Y, ¿qué podemos hacer desde Gamonal, desde Burgos, desde cualquier rincón del planeta? ¿Qué nos pide la sociedad palestina?

Pues, obviamente, solidaridad. Que se informe de la huelga de hambre, que se visibilice. Para ello se ha organizado una concentración el próximo martes 30 de Mayo a las 19:00 en el Parque Santiago.

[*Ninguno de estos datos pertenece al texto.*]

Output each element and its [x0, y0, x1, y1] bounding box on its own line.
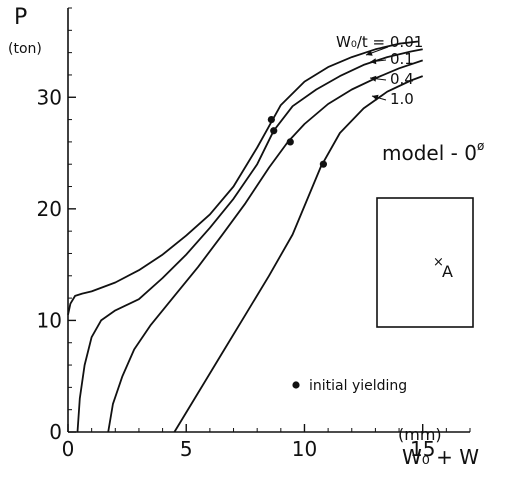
yield-point-2 [286, 138, 294, 146]
series-line-2 [107, 59, 423, 433]
series-line-3 [173, 75, 424, 433]
series-arrowhead-0 [366, 50, 373, 56]
yield-point-1 [270, 127, 278, 135]
yield-point-0 [267, 115, 275, 124]
model-label: model - 0ø [382, 139, 484, 165]
point-marker: × [433, 255, 444, 270]
legend-marker [292, 381, 300, 389]
series-label-2: 0.4 [390, 70, 414, 88]
y-tick-label: 10 [37, 308, 62, 332]
x-tick-label: 15 [410, 437, 435, 461]
series-line-1 [76, 48, 423, 433]
series-labels: W₀/t = 0.010.1 0.4 1.0 [336, 33, 423, 108]
series-arrowhead-2 [370, 75, 377, 82]
x-tick-label: 0 [62, 437, 75, 461]
y-tick-label: 0 [49, 420, 62, 444]
point-label: A [442, 262, 453, 281]
series-label-3: 1.0 [390, 90, 414, 108]
yield-points [267, 115, 327, 168]
y-axis-label: P [14, 5, 27, 30]
series-label-0: W₀/t = 0.01 [336, 33, 423, 51]
yield-point-3 [319, 160, 327, 168]
y-axis-unit: (ton) [8, 41, 42, 57]
series-lines [67, 40, 424, 433]
series-label-1: 0.1 [390, 50, 414, 68]
y-tick-label: 30 [37, 85, 62, 109]
x-tick-label: 5 [180, 437, 193, 461]
x-tick-label: 10 [292, 437, 317, 461]
axes [67, 8, 470, 433]
x-axis-label: W₀ + W [402, 445, 479, 469]
series-line-0 [67, 40, 419, 315]
x-axis-unit: (mm) [398, 425, 442, 444]
series-arrowhead-3 [372, 94, 379, 101]
tick-marks: 0 5 10 15 0 10 20 30 [37, 7, 471, 461]
y-tick-label: 20 [37, 197, 62, 221]
legend-text: initial yielding [309, 378, 407, 394]
model-square [376, 197, 474, 328]
series-arrowhead-1 [370, 58, 377, 65]
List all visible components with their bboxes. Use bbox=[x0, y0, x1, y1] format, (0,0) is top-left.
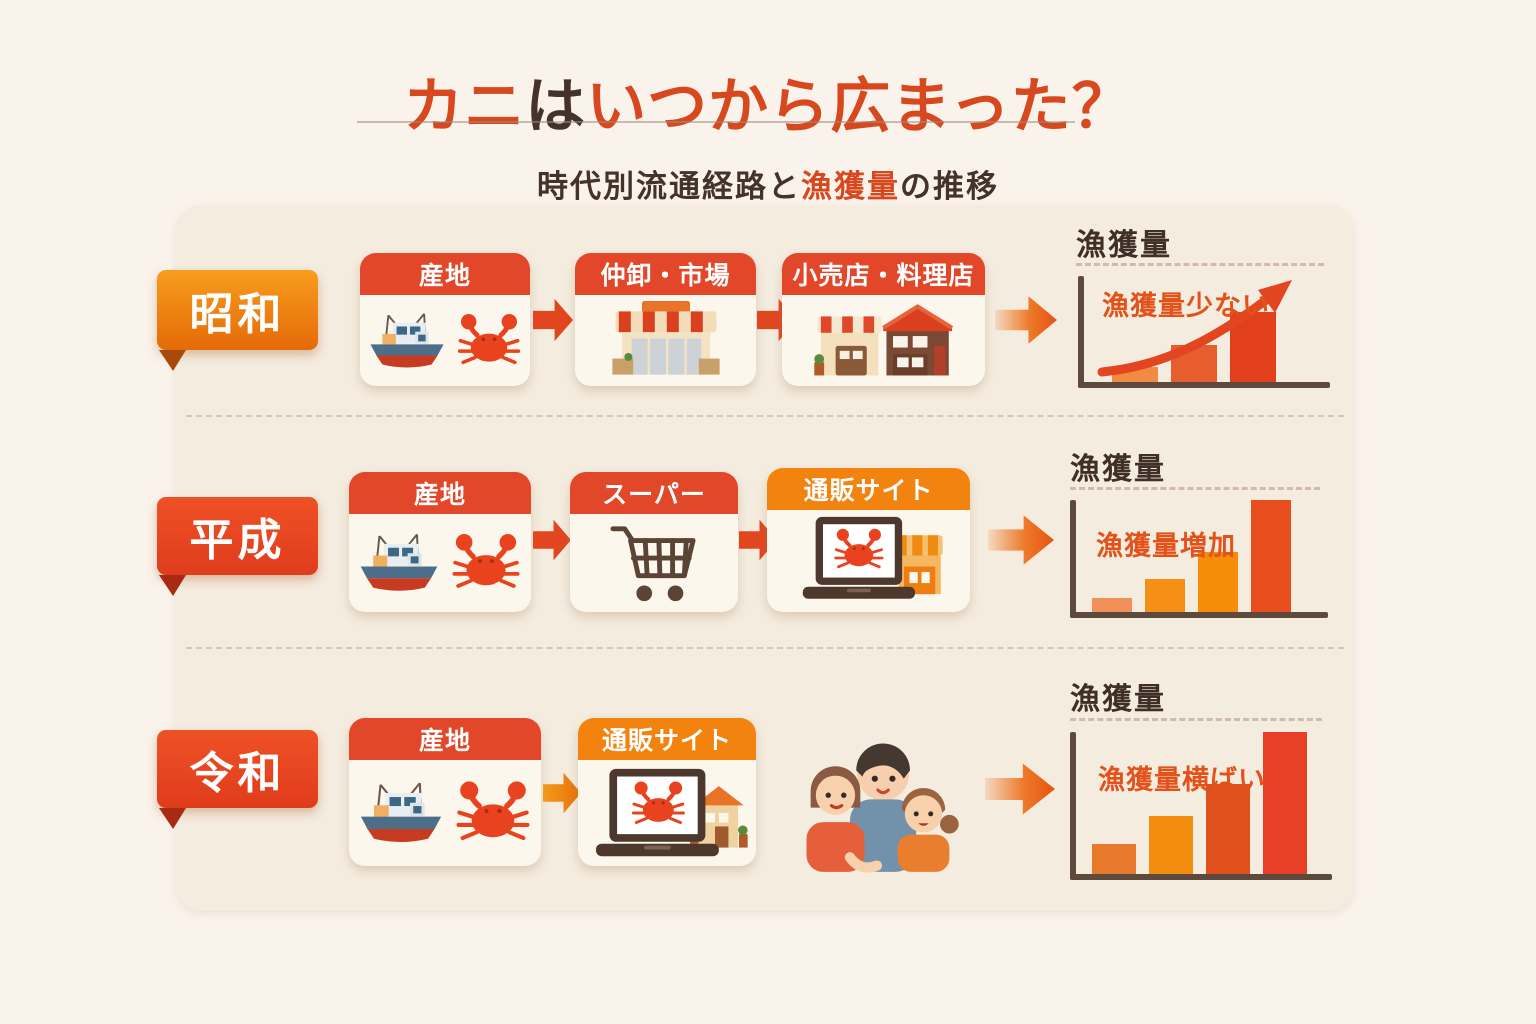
boat-icon bbox=[356, 777, 446, 849]
card-label: 産地 bbox=[418, 727, 471, 755]
step-card-ec-site-reiwa: 通販サイト bbox=[578, 718, 756, 866]
card-label: 産地 bbox=[418, 262, 471, 290]
laptop-shop-icon bbox=[802, 516, 943, 599]
step-card-supermarket: スーパー bbox=[570, 472, 738, 612]
cart-icon bbox=[610, 526, 696, 602]
title-word-kani: カニ bbox=[403, 73, 526, 141]
chart-title-reiwa: 漁獲量 bbox=[1070, 683, 1166, 716]
bars bbox=[1092, 732, 1307, 874]
card-label: 仲卸・市場 bbox=[600, 262, 731, 290]
catch-volume-chart-showa: 漁獲量少ない bbox=[1078, 276, 1330, 388]
card-header: 小売店・料理店 bbox=[782, 253, 985, 295]
subtitle-pre: 時代別流通経路と bbox=[537, 168, 801, 204]
bars bbox=[1092, 500, 1291, 612]
card-label: 小売店・料理店 bbox=[792, 262, 975, 290]
chart-annotation: 漁獲量少ない bbox=[1102, 291, 1270, 321]
card-header: 通販サイト bbox=[767, 468, 970, 510]
bar bbox=[1092, 598, 1132, 612]
chart-title-underline bbox=[1076, 263, 1324, 266]
catch-volume-chart-reiwa: 漁獲量横ばい bbox=[1070, 732, 1332, 880]
era-ribbon-showa: 昭和 bbox=[157, 270, 318, 371]
step-card-sanchi-reiwa: 産地 bbox=[349, 718, 541, 866]
step-card-sanchi-showa: 産地 bbox=[360, 253, 530, 386]
card-body bbox=[767, 510, 970, 612]
card-header: 産地 bbox=[349, 718, 541, 760]
title-particle: は bbox=[525, 73, 587, 141]
title-divider bbox=[357, 121, 1075, 123]
chart-annotation: 漁獲量横ばい bbox=[1098, 765, 1266, 795]
catch-volume-chart-heisei: 漁獲量増加 bbox=[1070, 500, 1328, 618]
step-card-kouriten-ryouriten: 小売店・料理店 bbox=[782, 253, 985, 386]
card-body bbox=[349, 514, 531, 612]
card-header: スーパー bbox=[570, 472, 738, 514]
card-body bbox=[575, 295, 756, 386]
era-label: 昭和 bbox=[189, 290, 286, 339]
chart-annotation: 漁獲量増加 bbox=[1096, 531, 1236, 561]
bar bbox=[1149, 816, 1193, 874]
y-axis bbox=[1078, 276, 1084, 388]
y-axis bbox=[1070, 500, 1076, 618]
bar bbox=[1092, 844, 1136, 874]
card-body bbox=[782, 295, 985, 386]
bar bbox=[1145, 579, 1185, 612]
subtitle-post: の推移 bbox=[900, 168, 999, 204]
chart-title-heisei: 漁獲量 bbox=[1070, 453, 1166, 486]
bar bbox=[1206, 784, 1250, 874]
step-card-ec-site-heisei: 通販サイト bbox=[767, 468, 970, 612]
era-label: 令和 bbox=[189, 749, 286, 798]
bar bbox=[1251, 500, 1291, 612]
page-subtitle: 時代別流通経路と漁獲量の推移 bbox=[0, 161, 1536, 206]
card-label: 通販サイト bbox=[803, 477, 934, 505]
card-header: 産地 bbox=[349, 472, 531, 514]
card-label: 通販サイト bbox=[601, 727, 732, 755]
card-label: スーパー bbox=[602, 481, 706, 509]
card-label: 産地 bbox=[413, 481, 466, 509]
boat-icon bbox=[366, 309, 448, 373]
title-word-itsukara: いつから bbox=[586, 73, 831, 141]
era-ribbon-reiwa: 令和 bbox=[157, 730, 318, 829]
shops-icon bbox=[813, 303, 953, 375]
chart-title-showa: 漁獲量 bbox=[1076, 229, 1172, 262]
trend-up-arrow-icon bbox=[1097, 280, 1292, 377]
card-header: 仲卸・市場 bbox=[575, 253, 756, 295]
chart-title-underline bbox=[1070, 718, 1322, 721]
x-axis bbox=[1070, 874, 1332, 880]
crab-icon bbox=[452, 778, 534, 848]
x-axis bbox=[1078, 382, 1330, 388]
era-ribbon-heisei: 平成 bbox=[157, 497, 318, 596]
chart-title-underline bbox=[1070, 487, 1320, 490]
row-separator-2 bbox=[186, 647, 1344, 649]
card-header: 産地 bbox=[360, 253, 530, 295]
y-axis bbox=[1070, 732, 1076, 880]
crab-icon bbox=[448, 531, 524, 595]
market-icon bbox=[611, 300, 720, 375]
card-body bbox=[570, 514, 738, 612]
subtitle-highlight: 漁獲量 bbox=[801, 168, 900, 204]
row-separator-1 bbox=[186, 415, 1344, 417]
card-body bbox=[578, 760, 756, 866]
page-title: カニはいつから広まった？ bbox=[0, 74, 1536, 140]
title-word-hiromatta: 広まった？ bbox=[830, 73, 1133, 141]
crab-icon bbox=[454, 311, 524, 371]
family-icon bbox=[806, 743, 959, 873]
bar bbox=[1198, 552, 1238, 612]
card-header: 通販サイト bbox=[578, 718, 756, 760]
x-axis bbox=[1070, 612, 1328, 618]
laptop-house-icon bbox=[595, 768, 748, 857]
card-body bbox=[360, 295, 530, 386]
card-body bbox=[349, 760, 541, 866]
step-card-sanchi-heisei: 産地 bbox=[349, 472, 531, 612]
step-card-nakaoroshi-ichiba: 仲卸・市場 bbox=[575, 253, 756, 386]
bar bbox=[1263, 732, 1307, 874]
boat-icon bbox=[356, 529, 442, 597]
era-label: 平成 bbox=[189, 516, 286, 565]
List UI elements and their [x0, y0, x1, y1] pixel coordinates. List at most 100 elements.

Y existe otra línea de actuación que la sociedad palestina viene reclamando desde hace años: el impulso a la Campaña Internacional de Boicot, Desinversiones y Sanciones contra Israel (BDS). Esta campaña ha dado sus frutos en varias líneas. Las empresas israelíes están registrando merma en sus beneficios. Algunas empresas transnacionales que colaboran con la ocupación se han visto obligadas a cancelar sus contratos por la presión de activistas e instituciones. En el plano cultural, muchos artistas han cancelado giras o actuaciones en los territorios ocupados, y los representantes de Israel han visto muestras de rechazo y cancelaciones de sus actos en el resto del mundo. En el mundo académico también se han dado importantes muestras de rechazo a la ocupación. Y qué decir del plano deportivo, donde los equipos israelíes a menudo ven banderas palestinas y manifestantes a las puertas o en el interior de los estadios. Esto preocupa enormemente a Israel, que no quiere convertirse en un estado paria como le sucedió a la Sudáfrica del apartheid; por ello está presionando a todos los gobiernos para que persigan las manifestaciones de boikot en Europa y Estados Unidos.

En el caso de Burgos, hay que recordar que el estado israelí viene estrechando sus lazos con entidades y empresarios como Méndez Pozo y el sector agrícola y ganadero de Castilla y León. Más aún, tras el cambio de nombre de Castrillo Mota de Judíos, son habituales las visitas a este municipio, y los representantes sionistas vienen a justificar su estado colonial en base a la persecución de los judíos en el pasado y un supuesto antisemitismo que afortunadamente ya es absolutamente minoritario en Europa. Para ello cuentan con la inestimable colaboación de Diario de Burgos, como no podía ser de otra manera. Así que, tras el verano, se plantea la creación de un taller de boikot en nuestra ciudad para sostener el apoyo al pueblo palestino a medio plazo. Desde este blog te animamos a estar atent@ y participar. Que la solidaridad no se active sólo puntualmente, que se visibilice permanentemente el apoyo al pueblo palestino en su justa lucha contra un enemigo que exporta represión al resto del planeta.